Me llama otra de las chicas de recepción. Qué bien le sienta a la bata blanca una mujer morena con el pelo liso. Ésta me hace una prueba de vista con las gafas puestas, lo que es como pasar un examen con las respuestas al lado. Tengo que decirle dónde se encuentra el círculo cerrado dentro de cada dibujo. Estoy contento porque con las gafas veo hasta los dibujos diminutos. Esto es como nadar con aletas. No sé si tengo bien los ojos, pero de las gafas me siento muy orgulloso. Parece que ella también está contenta con los resultados porque así no tiene que aconsejarme que me asegure la nariz por si acabo rompiéndomela contra una puerta.

Después me pide que me desnude de cintura para arriba y que me tumbe. Es fácil seguir una orden así cuando viene de una mujer morena con una bata blanca. Me moja con un algodón, que también huele a alcohol, en distintas partes. Me coloca pinzas y pequeñas ventosas. Dos de ellas en los talones. Debería haber añadido que me desnudara también de tobillo para abajo.

-Estate quieto y no hagas ruidos - me dice.

Temo que haya escuchado mis pensamientos. A veces me quito los auriculares para comprobar si llevo la música muy alta, pero con el tema de los pensamientos no hay forma de saber si te escuchan o no. Pienso en cosas que no hacen ruido : diez gatos durmiendo, un tejado cubierto de nieve, un columpio de noche y una tienda con el cierre echado.

-Ya está - me dice - Puedes vestirte. Los resultados llegarán en unos diez días.
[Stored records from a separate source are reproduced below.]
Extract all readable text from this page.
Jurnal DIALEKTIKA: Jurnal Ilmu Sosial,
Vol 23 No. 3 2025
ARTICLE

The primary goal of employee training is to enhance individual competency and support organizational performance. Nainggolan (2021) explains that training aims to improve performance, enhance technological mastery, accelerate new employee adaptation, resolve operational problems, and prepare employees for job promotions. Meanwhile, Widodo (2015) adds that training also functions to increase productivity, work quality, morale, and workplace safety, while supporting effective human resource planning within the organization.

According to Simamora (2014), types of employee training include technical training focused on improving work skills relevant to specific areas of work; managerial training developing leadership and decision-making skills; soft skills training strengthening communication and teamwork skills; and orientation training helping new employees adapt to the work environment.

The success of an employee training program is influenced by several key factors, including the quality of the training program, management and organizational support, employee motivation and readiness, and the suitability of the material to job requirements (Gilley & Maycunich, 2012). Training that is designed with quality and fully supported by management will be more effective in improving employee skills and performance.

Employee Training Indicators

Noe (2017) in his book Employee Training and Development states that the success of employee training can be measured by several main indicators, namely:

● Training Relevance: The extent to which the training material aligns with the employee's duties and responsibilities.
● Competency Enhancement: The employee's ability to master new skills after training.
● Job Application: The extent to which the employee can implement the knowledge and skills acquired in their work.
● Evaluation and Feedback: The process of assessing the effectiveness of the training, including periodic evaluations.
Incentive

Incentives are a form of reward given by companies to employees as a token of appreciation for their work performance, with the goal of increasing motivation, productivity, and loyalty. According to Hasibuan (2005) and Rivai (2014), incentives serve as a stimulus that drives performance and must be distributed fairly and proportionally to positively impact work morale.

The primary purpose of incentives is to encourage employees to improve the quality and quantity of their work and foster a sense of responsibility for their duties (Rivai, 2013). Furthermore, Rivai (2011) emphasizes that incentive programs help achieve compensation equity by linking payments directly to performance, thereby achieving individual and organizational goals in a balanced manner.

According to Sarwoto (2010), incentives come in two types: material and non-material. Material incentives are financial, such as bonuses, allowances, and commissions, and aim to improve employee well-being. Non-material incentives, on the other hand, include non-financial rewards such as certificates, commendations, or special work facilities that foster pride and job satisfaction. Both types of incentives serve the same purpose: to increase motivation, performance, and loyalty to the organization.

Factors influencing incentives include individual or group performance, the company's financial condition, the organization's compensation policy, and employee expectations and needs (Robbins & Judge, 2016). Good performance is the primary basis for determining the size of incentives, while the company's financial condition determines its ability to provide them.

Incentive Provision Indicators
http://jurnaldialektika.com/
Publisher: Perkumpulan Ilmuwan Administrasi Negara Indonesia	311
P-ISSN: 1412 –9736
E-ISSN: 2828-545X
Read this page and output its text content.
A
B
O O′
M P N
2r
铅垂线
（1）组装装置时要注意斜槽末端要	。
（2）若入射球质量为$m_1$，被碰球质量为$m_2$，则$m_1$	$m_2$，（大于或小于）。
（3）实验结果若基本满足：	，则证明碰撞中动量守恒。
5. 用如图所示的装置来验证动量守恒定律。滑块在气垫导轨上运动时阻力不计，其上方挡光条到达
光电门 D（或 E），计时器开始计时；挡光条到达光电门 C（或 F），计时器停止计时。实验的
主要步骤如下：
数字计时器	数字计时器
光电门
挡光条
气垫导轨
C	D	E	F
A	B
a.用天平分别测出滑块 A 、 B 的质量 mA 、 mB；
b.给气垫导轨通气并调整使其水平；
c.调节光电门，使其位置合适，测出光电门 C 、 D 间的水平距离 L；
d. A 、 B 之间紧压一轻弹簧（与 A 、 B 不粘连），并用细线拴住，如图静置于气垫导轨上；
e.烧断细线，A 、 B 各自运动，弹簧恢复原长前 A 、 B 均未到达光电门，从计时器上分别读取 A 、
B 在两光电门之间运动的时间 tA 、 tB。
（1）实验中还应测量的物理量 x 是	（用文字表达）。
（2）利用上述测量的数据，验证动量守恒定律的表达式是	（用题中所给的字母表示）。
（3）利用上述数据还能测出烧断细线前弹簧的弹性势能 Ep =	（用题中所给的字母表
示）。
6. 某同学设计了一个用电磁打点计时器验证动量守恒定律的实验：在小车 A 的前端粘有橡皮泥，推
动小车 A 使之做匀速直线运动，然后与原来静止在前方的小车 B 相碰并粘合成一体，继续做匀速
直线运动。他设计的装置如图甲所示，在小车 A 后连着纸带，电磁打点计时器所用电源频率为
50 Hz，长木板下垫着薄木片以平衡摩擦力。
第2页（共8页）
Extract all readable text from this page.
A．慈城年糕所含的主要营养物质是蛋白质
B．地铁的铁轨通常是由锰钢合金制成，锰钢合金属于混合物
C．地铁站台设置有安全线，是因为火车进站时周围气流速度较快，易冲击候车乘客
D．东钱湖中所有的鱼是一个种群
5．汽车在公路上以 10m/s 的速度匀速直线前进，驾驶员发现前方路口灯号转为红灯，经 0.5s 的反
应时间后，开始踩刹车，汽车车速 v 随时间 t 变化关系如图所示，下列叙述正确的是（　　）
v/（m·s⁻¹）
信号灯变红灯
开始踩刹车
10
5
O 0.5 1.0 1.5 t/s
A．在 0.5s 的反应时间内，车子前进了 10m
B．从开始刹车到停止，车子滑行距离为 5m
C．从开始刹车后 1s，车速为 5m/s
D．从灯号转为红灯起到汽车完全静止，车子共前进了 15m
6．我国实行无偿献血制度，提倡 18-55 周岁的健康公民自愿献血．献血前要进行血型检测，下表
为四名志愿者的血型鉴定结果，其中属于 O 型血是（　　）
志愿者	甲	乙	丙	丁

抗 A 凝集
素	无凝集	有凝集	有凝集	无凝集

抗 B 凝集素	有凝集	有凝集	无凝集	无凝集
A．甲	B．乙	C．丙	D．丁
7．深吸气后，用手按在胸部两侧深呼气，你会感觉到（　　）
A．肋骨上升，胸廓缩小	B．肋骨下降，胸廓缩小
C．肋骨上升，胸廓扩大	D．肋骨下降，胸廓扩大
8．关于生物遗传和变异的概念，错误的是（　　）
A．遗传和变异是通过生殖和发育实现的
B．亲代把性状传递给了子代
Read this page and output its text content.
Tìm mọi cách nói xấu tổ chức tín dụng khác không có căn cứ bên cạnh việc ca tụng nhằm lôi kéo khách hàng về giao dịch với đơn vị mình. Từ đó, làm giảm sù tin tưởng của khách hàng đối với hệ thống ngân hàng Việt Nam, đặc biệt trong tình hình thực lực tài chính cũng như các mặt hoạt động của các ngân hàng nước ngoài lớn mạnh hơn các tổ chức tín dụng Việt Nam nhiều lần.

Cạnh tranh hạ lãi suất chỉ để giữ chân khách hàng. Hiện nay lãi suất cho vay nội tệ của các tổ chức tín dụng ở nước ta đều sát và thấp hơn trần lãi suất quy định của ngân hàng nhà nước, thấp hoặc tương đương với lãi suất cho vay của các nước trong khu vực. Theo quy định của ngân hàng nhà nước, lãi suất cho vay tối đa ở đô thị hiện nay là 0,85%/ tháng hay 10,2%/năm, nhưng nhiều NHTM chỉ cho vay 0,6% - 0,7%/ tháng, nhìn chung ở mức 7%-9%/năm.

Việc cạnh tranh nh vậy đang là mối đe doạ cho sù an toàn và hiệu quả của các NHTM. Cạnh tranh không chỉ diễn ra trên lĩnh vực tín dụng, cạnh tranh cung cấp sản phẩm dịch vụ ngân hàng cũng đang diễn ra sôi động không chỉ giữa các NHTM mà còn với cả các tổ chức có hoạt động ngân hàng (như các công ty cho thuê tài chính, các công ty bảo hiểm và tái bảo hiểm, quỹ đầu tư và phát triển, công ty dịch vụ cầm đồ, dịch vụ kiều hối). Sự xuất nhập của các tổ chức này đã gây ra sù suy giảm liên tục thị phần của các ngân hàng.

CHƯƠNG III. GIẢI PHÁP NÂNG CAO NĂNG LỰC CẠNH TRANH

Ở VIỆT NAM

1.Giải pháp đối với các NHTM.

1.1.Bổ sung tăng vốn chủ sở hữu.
Me despido de ella y le dejo los diez gatos encima de la camilla, por si otro los necesitara.

Llego a recepción. La mujer mayor no está, así que sólo tengo que despedirme de la tercera de las mujeres morenas, que me dice adiós levantando la vista de un cuaderno y sonriendo. Me parece una sonrisa excesiva, para la que no he hecho méritos, pero me la llevo entera, por si la necesito a lo largo del día.

Ya en la calle me quito el algodón del análisis y lo tiro a la basura.

-¿Ya hemos terminado? - preguntan los pulmones.

-Sí. ¡Ah, perdonad, que ya podéis respirar!

Y respiro. Qué bien sienta respirar. No dejéis de hacerlo.